Liz and her husband turned to IVF, or in vitro fertilization, after having their son with hormone treatments and having two miscarriages afterward. After speaking to doctors, Liz was told that her best hope for conceiving and carrying another baby to term was IVF, a procedure that would cost $20,000 or more.
“We would need to find a company who had fertility coverage if we wanted to expand our family. I started working at Starbucks coffee, from 3:30 am to 9:00 am, five to six days a week, for additional insurance coverage. Four months later, I received my fertility coverage and went in to map out my injection schedule and procedure information.”
But then something amazing happened.
“We had to wait until my period started to start taking birth control and do additional testing. We took a test at my office that showed I was not pregnant, even though my period was late. We waited an additional four days before testing at home when we got a BFP (Big Fat Positive!!).”
Liz began taking additional hormones to maintain the pregnancy, and went on to give birth to a healthy baby girl — her now three-month-old daughter, Carolyn.
“I am so blessed to be the mother of two beautiful and healthy children. They are the greatest gift I could ever ask for. Staying at home with them fills every day with love, challenges, and excitement. I have learned patience, kindness, and love all in such a new way.”

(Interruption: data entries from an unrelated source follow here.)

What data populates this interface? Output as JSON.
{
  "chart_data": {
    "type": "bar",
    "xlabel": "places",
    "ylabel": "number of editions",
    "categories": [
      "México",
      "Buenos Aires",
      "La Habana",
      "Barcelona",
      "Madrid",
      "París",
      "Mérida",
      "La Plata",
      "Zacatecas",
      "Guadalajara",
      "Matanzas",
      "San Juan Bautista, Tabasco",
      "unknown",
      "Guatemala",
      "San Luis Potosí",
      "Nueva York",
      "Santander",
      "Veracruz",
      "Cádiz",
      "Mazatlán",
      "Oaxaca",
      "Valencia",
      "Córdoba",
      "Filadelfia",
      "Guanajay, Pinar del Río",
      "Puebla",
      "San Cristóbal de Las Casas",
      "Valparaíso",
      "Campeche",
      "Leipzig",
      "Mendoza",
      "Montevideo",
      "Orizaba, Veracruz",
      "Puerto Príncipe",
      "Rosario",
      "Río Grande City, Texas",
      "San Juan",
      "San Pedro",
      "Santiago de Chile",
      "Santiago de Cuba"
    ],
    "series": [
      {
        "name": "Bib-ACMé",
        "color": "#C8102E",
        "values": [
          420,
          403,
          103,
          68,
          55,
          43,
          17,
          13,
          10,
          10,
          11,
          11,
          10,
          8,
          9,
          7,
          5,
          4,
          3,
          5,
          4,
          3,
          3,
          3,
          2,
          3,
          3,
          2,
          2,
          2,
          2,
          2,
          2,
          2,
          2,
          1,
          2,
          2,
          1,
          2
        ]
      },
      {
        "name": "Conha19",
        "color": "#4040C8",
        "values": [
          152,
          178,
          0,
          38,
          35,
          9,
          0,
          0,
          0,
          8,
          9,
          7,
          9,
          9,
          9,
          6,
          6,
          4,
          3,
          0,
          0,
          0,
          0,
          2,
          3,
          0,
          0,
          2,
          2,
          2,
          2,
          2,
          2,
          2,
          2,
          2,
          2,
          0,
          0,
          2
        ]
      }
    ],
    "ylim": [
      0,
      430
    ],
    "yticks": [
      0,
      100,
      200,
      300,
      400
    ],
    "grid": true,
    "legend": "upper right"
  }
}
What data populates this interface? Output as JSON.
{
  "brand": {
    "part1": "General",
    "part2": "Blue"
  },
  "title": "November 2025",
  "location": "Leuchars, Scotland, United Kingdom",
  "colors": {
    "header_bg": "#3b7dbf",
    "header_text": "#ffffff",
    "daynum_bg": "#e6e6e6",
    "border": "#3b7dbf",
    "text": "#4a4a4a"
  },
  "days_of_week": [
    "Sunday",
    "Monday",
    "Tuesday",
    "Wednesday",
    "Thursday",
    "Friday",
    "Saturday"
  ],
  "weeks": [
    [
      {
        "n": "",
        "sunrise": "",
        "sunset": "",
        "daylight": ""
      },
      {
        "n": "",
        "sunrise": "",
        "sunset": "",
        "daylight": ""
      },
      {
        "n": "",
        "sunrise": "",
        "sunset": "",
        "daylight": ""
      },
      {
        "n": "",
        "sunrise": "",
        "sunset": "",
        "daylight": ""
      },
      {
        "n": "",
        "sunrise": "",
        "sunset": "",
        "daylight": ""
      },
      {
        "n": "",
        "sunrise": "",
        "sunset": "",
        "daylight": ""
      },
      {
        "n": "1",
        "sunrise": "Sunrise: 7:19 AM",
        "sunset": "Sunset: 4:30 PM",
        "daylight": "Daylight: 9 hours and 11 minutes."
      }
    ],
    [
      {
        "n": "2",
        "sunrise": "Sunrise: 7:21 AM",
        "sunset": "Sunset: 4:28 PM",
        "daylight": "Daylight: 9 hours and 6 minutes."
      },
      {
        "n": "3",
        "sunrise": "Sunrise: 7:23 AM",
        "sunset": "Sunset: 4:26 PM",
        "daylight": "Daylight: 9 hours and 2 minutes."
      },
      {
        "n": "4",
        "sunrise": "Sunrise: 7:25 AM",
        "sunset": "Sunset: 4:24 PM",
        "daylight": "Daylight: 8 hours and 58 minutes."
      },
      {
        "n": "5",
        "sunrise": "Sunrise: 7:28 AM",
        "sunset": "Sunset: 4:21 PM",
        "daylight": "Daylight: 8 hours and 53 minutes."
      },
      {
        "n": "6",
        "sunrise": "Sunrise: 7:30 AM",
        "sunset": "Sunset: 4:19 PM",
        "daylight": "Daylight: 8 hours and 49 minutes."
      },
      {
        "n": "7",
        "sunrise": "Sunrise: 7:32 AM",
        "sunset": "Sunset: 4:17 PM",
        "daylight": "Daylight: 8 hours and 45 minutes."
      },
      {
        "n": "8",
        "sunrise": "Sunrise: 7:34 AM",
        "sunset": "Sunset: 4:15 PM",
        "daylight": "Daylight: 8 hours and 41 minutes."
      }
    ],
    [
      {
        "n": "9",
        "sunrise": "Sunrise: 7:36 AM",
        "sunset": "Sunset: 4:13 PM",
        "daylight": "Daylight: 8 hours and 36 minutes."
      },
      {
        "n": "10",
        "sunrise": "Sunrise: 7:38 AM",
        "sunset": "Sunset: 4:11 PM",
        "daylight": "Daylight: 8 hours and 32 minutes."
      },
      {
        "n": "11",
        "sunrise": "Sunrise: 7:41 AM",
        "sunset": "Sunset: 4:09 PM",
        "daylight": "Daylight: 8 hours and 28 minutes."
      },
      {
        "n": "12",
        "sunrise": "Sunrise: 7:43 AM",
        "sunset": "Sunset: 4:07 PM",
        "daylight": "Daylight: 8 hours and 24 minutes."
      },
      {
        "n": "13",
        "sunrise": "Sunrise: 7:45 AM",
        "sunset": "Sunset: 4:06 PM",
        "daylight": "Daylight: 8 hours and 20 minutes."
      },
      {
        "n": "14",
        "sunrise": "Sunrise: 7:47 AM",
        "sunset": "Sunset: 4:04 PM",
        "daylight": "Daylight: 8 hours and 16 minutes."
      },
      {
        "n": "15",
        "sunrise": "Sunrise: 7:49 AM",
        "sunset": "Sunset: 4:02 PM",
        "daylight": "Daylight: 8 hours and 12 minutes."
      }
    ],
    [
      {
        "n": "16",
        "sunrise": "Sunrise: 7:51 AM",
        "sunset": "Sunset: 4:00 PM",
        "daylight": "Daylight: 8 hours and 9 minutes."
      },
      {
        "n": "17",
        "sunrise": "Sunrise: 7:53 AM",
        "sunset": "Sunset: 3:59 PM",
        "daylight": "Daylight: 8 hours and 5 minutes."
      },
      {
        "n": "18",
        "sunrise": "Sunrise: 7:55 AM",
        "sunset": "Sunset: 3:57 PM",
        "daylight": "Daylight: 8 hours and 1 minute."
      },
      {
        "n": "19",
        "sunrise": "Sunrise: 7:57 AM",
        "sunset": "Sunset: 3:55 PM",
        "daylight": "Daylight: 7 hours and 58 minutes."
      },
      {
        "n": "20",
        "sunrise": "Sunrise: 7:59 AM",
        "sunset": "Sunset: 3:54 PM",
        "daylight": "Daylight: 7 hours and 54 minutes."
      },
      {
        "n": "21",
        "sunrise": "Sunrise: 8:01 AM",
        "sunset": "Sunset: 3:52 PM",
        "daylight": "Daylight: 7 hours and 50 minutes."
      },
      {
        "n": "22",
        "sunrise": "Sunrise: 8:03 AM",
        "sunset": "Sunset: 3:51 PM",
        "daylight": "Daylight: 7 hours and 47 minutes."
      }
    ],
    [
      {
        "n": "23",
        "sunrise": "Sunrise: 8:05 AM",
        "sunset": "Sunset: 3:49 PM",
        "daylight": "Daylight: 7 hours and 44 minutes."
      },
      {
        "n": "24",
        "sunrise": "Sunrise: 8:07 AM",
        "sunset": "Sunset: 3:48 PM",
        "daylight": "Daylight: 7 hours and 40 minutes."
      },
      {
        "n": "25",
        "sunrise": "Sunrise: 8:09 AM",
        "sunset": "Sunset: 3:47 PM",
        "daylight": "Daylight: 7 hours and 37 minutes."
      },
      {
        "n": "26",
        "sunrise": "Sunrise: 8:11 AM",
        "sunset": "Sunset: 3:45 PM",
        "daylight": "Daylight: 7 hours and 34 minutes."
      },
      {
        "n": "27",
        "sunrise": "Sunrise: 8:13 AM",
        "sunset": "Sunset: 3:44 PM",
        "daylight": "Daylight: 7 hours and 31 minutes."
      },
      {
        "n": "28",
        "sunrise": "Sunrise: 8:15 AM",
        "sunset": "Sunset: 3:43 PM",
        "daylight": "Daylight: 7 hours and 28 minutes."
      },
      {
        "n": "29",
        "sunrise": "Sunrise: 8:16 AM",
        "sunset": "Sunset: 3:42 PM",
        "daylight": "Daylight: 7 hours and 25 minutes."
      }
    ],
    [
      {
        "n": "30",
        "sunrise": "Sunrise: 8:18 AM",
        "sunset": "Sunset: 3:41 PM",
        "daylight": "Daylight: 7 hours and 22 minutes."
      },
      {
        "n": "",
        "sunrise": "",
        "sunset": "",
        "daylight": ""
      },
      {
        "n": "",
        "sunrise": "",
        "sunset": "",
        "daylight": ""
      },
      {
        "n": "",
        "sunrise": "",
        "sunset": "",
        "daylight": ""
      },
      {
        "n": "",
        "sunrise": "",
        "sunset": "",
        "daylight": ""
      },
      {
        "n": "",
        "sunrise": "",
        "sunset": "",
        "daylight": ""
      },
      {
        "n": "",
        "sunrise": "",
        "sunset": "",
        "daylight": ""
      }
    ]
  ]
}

The Beauty and Pain of a Rainbow Mom
Rainbow moms carry an incredible weight upon their shoulders. As they learn to adapt and find their rhythm with the children they were able to carry to term, they must also cope with the grief of their losses — a pain that Liz says, never fully goes away.
“The pain doesn’t stop after having a baby. The grief doesn’t disappear.”
Through all of that pain and loss though, mothers like Liz have risen from some of the most challenging and darkest moments in their lives to a level of love and appreciation that is nothing short of beautiful. Rainbow moms have a unique perspective, and something to teach us all — that motherhood truly is a gift, and that we are so, so lucky to walk this path together.
“I dream of being the “soccer mom.” I can’t wait until my kids are old enough to get into sports so I can be their number one fan!
Ultimately, all I want is to raise my children to be happy, healthy and good people. I want them to be able to come to me with anything and feel loved, safe and supported. The greatest gift we can give our children is our unconditional love.”
To the moms struggling to carry a baby to term or cope with their losses, Liz had these words of encouragement to share.
“If you are currently struggling with a similar story, my heart is with you. To the women yearning to be mothers, mothers of children in heaven, mother’s struggling with grief, loss or infertility, please remember, you are not alone.
Supporting Rainbow Moms
If you know someone going through infertility or loss, I urge you to reach out to them this Mother’s Day. Even if It’s just sending a thoughtful text or email saying you are thinking of them this day, or asking them ahead of time “how can I support you?” Such a small gesture can help those currently longing or grieving greatly.”
Happy Mother’s Day, to all of the Rainbow moms and mothers still struggling with miscarriage and fertility. Though the journey to motherhood may feel unfairly difficult, there is light in the darkness. Keep the faith, and keep stories like Liz’s close to your heart this Mother’s Day.
We asked Carolyn what she wanted for Mother’s Day this year — here’s what she had to say:
“This Mother’s Day I just want to be surrounded by my family and children and spend all day snuggling and doing art projects. However, some chocolate and flowers wouldn’t hurt either!”